El librero Eduardo Martinho (noveno retrato lisboeta)

Su tradición le viene de su padre, que tenía su librería de lance en la empinada rua A Voz do Operário, una de las calles más bonitas de Lisboa. El senhor Martinho tenía una voz grave, sabía de libros y ediciones y toda la vida fue un alfarrabista, hasta que falleció hace un par de años a la edad de 94 años, lleno de días, como dice la Biblia. Cuando yo vivía por allí cerca, en el Largo do Outeirinho da Amendoeira, solía pasar ratos agradables en su sótano atiborrado de libros. El señor Martinho luego refunfuñaba, con gracia, que cómo era posible que hubiera pasado una hora y sólo me hubiera llevado un libro, “así los libreros no podemos vivir”, fingiendo un enfado que me invitaba a volver.

Su hijo tiene su librería permanente en una de las esquinas del Mercado de Santa Clara, donde se instala los martes y sábados la Feira da Ladra, el rastro lisboeta. Eduardo Martinho sabe mucho de libros, de encuadernaciones, ama la música francesa, desde Aznavour a Claude François, habla el francés perfectamente y siempre tiene algún ejemplar que enseñarnos y, ay, tentarnos, porque además es muy buen vendedor. En su librería siempre se escucha buena música en su pick up con discos LP. Entre las fotografías que tiene en el corcho, discretamente en un rincón, Jeremy Irons está junto a él, cuando pasó por su tienda.

Martinho conoce bien la pintura y el arte portugueses pues estudió en la Escuela de Bellas Artes y en sus ratos libres ha sido pintor.

El campo de Santa Clara, con el viejo mercado, tiene una de las vistas más hermosas de Lisboa sobre el Mar da Palha. Hay unos antiguos edificios militares de corte pombalino, guardianes, junto al Monasterio de São Vicente da Fora, de todo ese barrio, milagrosamente intacto.

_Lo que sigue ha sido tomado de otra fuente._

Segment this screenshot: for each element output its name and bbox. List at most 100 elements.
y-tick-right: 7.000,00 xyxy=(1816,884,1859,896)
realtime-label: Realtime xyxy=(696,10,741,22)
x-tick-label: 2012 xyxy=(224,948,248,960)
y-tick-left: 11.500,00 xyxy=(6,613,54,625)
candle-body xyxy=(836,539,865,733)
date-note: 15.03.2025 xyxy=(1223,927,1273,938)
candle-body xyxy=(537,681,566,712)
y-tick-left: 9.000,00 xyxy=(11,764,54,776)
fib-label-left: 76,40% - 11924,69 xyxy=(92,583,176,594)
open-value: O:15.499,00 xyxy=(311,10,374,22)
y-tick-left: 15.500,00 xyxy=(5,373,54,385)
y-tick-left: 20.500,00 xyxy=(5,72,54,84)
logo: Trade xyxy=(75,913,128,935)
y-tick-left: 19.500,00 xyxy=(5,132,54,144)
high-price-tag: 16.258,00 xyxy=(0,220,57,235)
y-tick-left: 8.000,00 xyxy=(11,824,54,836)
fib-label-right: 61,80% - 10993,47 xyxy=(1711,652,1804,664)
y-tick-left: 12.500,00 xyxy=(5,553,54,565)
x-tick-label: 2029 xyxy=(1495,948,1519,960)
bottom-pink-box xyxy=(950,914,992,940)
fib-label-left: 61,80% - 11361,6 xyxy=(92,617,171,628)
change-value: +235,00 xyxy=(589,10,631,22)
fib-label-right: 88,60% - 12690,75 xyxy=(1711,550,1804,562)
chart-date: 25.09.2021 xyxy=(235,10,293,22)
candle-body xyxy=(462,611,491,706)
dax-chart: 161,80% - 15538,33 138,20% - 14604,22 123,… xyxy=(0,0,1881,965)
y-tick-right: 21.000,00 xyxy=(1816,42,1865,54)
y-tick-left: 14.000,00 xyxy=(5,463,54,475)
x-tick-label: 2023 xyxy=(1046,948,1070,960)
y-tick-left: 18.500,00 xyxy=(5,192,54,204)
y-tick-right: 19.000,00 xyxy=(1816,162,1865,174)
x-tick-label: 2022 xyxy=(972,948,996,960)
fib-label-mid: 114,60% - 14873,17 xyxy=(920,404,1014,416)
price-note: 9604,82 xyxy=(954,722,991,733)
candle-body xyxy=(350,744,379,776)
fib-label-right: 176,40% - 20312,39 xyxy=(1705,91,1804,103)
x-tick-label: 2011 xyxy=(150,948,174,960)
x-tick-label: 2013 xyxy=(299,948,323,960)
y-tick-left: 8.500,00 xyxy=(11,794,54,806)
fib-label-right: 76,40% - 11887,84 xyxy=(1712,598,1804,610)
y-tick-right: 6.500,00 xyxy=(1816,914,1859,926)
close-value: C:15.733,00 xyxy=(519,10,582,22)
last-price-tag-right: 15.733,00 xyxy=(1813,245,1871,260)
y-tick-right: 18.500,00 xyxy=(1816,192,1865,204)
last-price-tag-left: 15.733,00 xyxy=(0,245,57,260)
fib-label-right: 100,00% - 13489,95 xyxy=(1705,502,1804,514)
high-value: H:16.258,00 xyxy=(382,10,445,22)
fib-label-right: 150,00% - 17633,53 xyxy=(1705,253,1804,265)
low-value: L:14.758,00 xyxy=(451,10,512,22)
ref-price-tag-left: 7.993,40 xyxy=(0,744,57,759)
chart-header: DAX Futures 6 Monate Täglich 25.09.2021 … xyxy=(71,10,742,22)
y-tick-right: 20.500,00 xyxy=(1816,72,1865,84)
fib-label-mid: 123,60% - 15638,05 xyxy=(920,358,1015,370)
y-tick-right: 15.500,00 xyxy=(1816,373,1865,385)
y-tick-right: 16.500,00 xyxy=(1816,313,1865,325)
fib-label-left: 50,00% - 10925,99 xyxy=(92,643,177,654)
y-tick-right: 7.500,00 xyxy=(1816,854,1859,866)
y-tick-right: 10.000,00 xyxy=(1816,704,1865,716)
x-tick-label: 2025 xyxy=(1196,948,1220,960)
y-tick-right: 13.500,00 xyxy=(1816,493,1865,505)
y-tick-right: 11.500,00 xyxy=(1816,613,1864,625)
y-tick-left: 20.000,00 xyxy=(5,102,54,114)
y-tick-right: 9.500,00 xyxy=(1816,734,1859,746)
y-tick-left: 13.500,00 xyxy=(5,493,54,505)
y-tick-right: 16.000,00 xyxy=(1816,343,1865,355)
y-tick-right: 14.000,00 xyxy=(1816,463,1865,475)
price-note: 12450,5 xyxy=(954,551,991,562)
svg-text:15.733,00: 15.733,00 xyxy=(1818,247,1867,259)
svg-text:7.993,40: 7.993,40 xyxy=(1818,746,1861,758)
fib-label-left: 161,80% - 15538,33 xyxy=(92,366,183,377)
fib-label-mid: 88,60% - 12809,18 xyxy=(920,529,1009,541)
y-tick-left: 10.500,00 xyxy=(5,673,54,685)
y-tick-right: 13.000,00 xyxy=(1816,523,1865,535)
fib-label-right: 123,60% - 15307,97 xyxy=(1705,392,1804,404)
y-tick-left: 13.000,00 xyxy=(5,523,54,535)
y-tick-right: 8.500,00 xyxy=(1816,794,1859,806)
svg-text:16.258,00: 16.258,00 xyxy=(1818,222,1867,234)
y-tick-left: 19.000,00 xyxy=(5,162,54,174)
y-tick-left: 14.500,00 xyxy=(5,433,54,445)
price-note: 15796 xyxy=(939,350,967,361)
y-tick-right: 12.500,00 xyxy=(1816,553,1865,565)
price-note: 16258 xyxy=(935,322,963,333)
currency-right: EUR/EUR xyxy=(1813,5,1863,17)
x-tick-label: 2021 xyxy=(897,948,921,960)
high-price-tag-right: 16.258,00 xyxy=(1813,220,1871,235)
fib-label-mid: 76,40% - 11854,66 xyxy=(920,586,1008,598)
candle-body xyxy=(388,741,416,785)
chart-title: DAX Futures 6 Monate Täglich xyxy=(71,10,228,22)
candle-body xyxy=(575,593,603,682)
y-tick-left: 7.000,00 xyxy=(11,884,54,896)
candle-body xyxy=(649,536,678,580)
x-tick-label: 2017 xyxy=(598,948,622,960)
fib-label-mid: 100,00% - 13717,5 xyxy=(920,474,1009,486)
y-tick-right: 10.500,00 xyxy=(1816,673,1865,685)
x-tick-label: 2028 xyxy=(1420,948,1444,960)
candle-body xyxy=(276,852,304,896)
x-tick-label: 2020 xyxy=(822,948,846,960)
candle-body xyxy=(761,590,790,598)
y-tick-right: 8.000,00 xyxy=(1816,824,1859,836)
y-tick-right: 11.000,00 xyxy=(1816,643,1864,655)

El paseo por el barrio de Graça nos reconcilia con la Lisboa eterna, con los acentos de las gentes. Deténgase el paseante en el Largo da Graça en la cafetería y pastelería Baga-Baga y beberá un excelente café y el mejor Molotov (dulce de claras de retumbante nombre) que he probado en la ciudad. Y si es algo dandy, acérquese a la Sastrería São Giorgio (alfaiate, palabra que antes en España también se usaba, como hizo Azorín), donde João -a quien le gustan también los libros- le presentará ropa bien escogida.

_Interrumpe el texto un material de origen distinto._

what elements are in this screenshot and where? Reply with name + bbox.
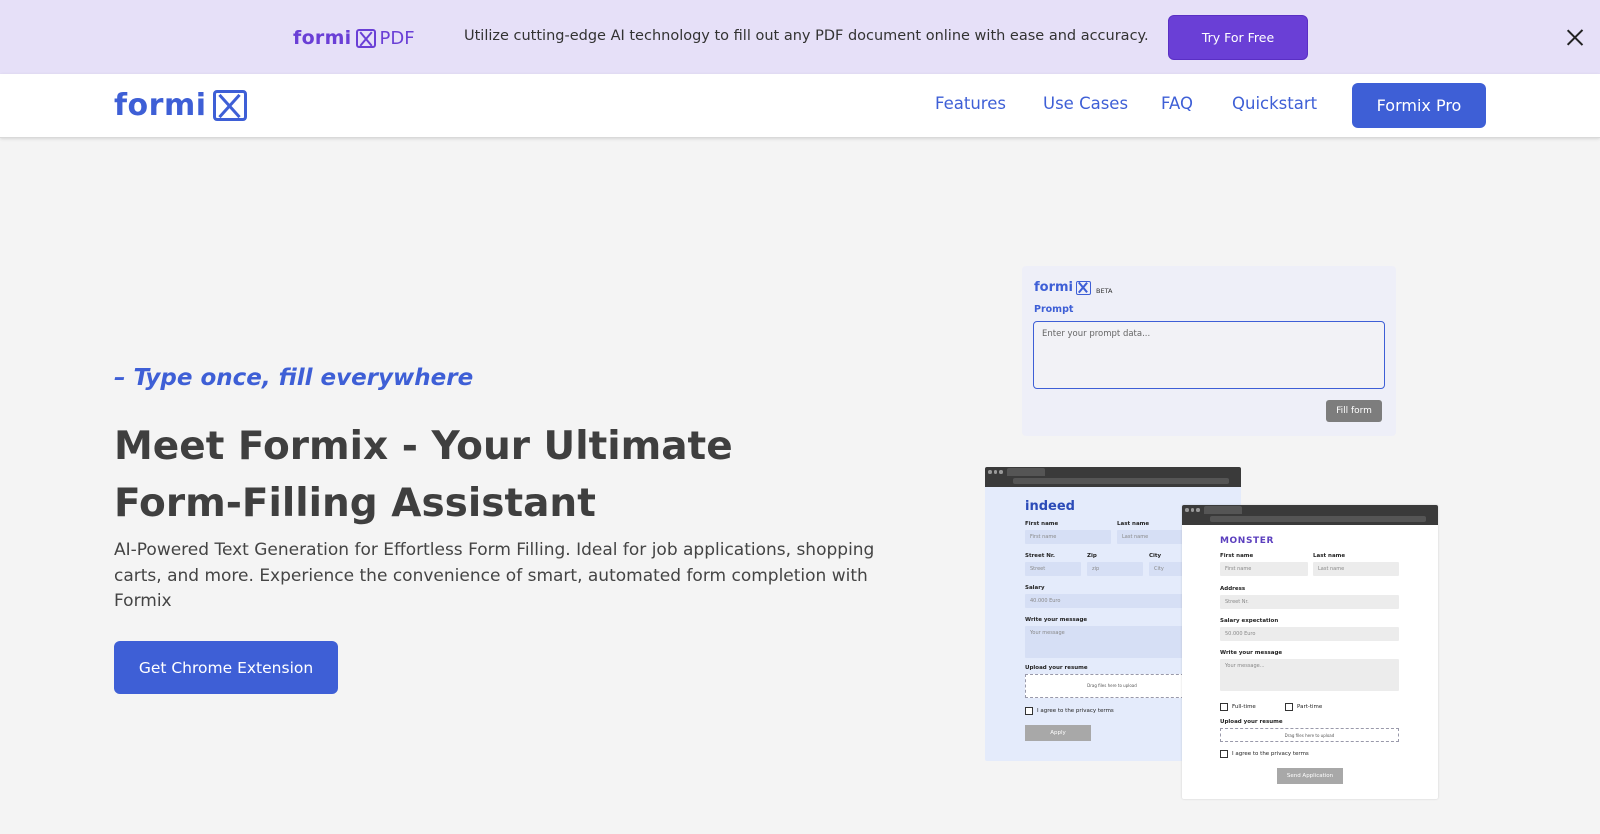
privacy-label: I agree to the privacy terms (1232, 751, 1309, 757)
salary-field: 40.000 Euro (1025, 594, 1199, 608)
first-name-field: First name (1025, 530, 1111, 544)
message-field: Your message (1025, 626, 1199, 658)
x-box-icon (355, 28, 376, 48)
field-label: Last name (1313, 553, 1346, 559)
field-label: Street Nr. (1025, 553, 1055, 559)
full-time-label: Full-time (1232, 704, 1256, 710)
last-name-field: Last name (1313, 562, 1399, 576)
nav-link-faq[interactable]: FAQ (1161, 94, 1193, 113)
top-navigation: formi Features Use Cases FAQ Quickstart … (0, 74, 1600, 138)
formix-logo[interactable]: formi (114, 88, 247, 123)
privacy-label: I agree to the privacy terms (1037, 708, 1114, 714)
address-field: Street Nr. (1220, 595, 1399, 609)
part-time-label: Part-time (1297, 704, 1323, 710)
x-box-icon (212, 90, 247, 121)
field-label: Salary (1025, 585, 1045, 591)
field-label: Write your message (1025, 617, 1088, 623)
formix-pro-button[interactable]: Formix Pro (1352, 83, 1486, 128)
promo-logo-word: formi (293, 27, 352, 49)
x-box-icon (1076, 280, 1091, 295)
upload-area: Drag files here to upload (1025, 674, 1199, 698)
browser-bar (1182, 505, 1438, 525)
field-label: Write your message (1220, 650, 1283, 656)
zip-field: zip (1087, 562, 1143, 576)
panel-logo: formi BETA (1034, 280, 1112, 295)
salary-field: 50.000 Euro (1220, 627, 1399, 641)
hero-title-line2: Form-Filling Assistant (114, 481, 596, 526)
promo-logo-suffix: PDF (379, 27, 415, 49)
field-label: City (1149, 553, 1162, 559)
nav-link-quickstart[interactable]: Quickstart (1232, 94, 1317, 113)
checkbox (1220, 750, 1228, 758)
field-label: First name (1025, 521, 1059, 527)
promo-banner: formi PDF Utilize cutting-edge AI techno… (0, 0, 1600, 74)
field-label: Salary expectation (1220, 618, 1279, 624)
send-application-button: Send Application (1277, 768, 1343, 784)
get-chrome-extension-button[interactable]: Get Chrome Extension (114, 641, 338, 694)
field-label: First name (1220, 553, 1254, 559)
fill-form-button: Fill form (1326, 400, 1382, 422)
field-label: Zip (1087, 553, 1097, 559)
prompt-panel-illustration: formi BETA Prompt Enter your prompt data… (1022, 266, 1396, 436)
prompt-label: Prompt (1034, 304, 1074, 315)
field-label: Upload your resume (1220, 719, 1283, 725)
panel-logo-word: formi (1034, 280, 1073, 295)
nav-link-features[interactable]: Features (935, 94, 1006, 113)
hero-title-line1: Meet Formix - Your Ultimate (114, 424, 733, 469)
hero-description: AI-Powered Text Generation for Effortles… (114, 540, 875, 611)
hero-title: Meet Formix - Your Ultimate Form-Filling… (114, 418, 814, 532)
field-label: Address (1220, 586, 1246, 592)
promo-text: Utilize cutting-edge AI technology to fi… (464, 28, 1149, 44)
field-label: Upload your resume (1025, 665, 1088, 671)
upload-area: Drag files here to upload (1220, 728, 1399, 742)
apply-button: Apply (1025, 725, 1091, 741)
indeed-logo: indeed (1025, 499, 1075, 514)
close-icon[interactable] (1564, 26, 1586, 48)
beta-badge: BETA (1096, 286, 1113, 295)
browser-bar (985, 467, 1241, 487)
formix-pdf-logo[interactable]: formi PDF (293, 26, 415, 50)
first-name-field: First name (1220, 562, 1308, 576)
hero-tagline: – Type once, fill everywhere (114, 365, 474, 391)
nav-logo-word: formi (114, 88, 207, 123)
monster-logo: MONSTER (1220, 536, 1275, 546)
checkbox (1285, 703, 1293, 711)
monster-form-illustration: MONSTER First name First name Last name … (1182, 505, 1438, 799)
message-field: Your message... (1220, 659, 1399, 691)
prompt-input: Enter your prompt data... (1033, 321, 1385, 389)
checkbox (1025, 707, 1033, 715)
try-for-free-button[interactable]: Try For Free (1168, 15, 1308, 60)
field-label: Last name (1117, 521, 1150, 527)
nav-link-use-cases[interactable]: Use Cases (1043, 94, 1128, 113)
street-field: Street (1025, 562, 1081, 576)
checkbox (1220, 703, 1228, 711)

Para llegar, lo mejor es ir en el tranvía 28, el eléctrico 28 que, ahora, con la ausencia de turistas, ha vuelto a ser un medio de transporte y no un reclamo turístico. Las viejecitas se pueden sentar (los turistas no ceden nunca el asiento, comportándose de forma colonial con la población local), los padres llevan los niños a los colegios y el trayecto se hace agradable, puntual, sosegado. Muchos de los viajeros habituales se saludan y conversan. Dice una amiga mía portuguesa que después de la pandemia el modelo turístico tendrá que cambiar, apartándose de la barcelonización de estos últimos años, que ha desfigurado y quitado su carácter y personalidad a muchos barrios, sobre todo a la Baixa, reducida a un parque temático con tiendas de pacotilla turística y restaurantes sin gracia. Como dicen los andaluces, veremos a ver.

Aprovechando pues este desahogo de masas turísticas de selfies, indiferencia y mala educación en general, subir a Graça y a la Feira da Ladra vuelve a ser un solaz. Y tenemos tiempo para hablar tranquilamente con el senhor Martinho, que nos explica meticulosamente los diferentes tipos de encuadernaciones en piel: media amadora, de ‘amateur’ -con los tejuelos bien delimitados, con cantos y nervaduras o nervios-, media inglesa -sin cantos ni nervaduras-, y media francesa, con cantos pero sin nervaduras y los tejuelos sin enmarcar; los ferros o hierros, los secos sobre tafilete (marroquim, en portugués) y los dorados, así como los canales dorados de los libros, ‘doré sur tranche’ o ‘dourado à página’, que se hacían con mucho cuidado con pan de oro pegado sólo con una capa adhesiva finísima de clara de huevo. Otros canales se marmorizaban o jaspeaban. «Todo lo aprendí con mi padre», nos dice. Por la calçada de Santana, Sant’Anna, había antes algunos talleres de doradores. Pero ya desaparecieron. Eduardo Martinho aún sigue.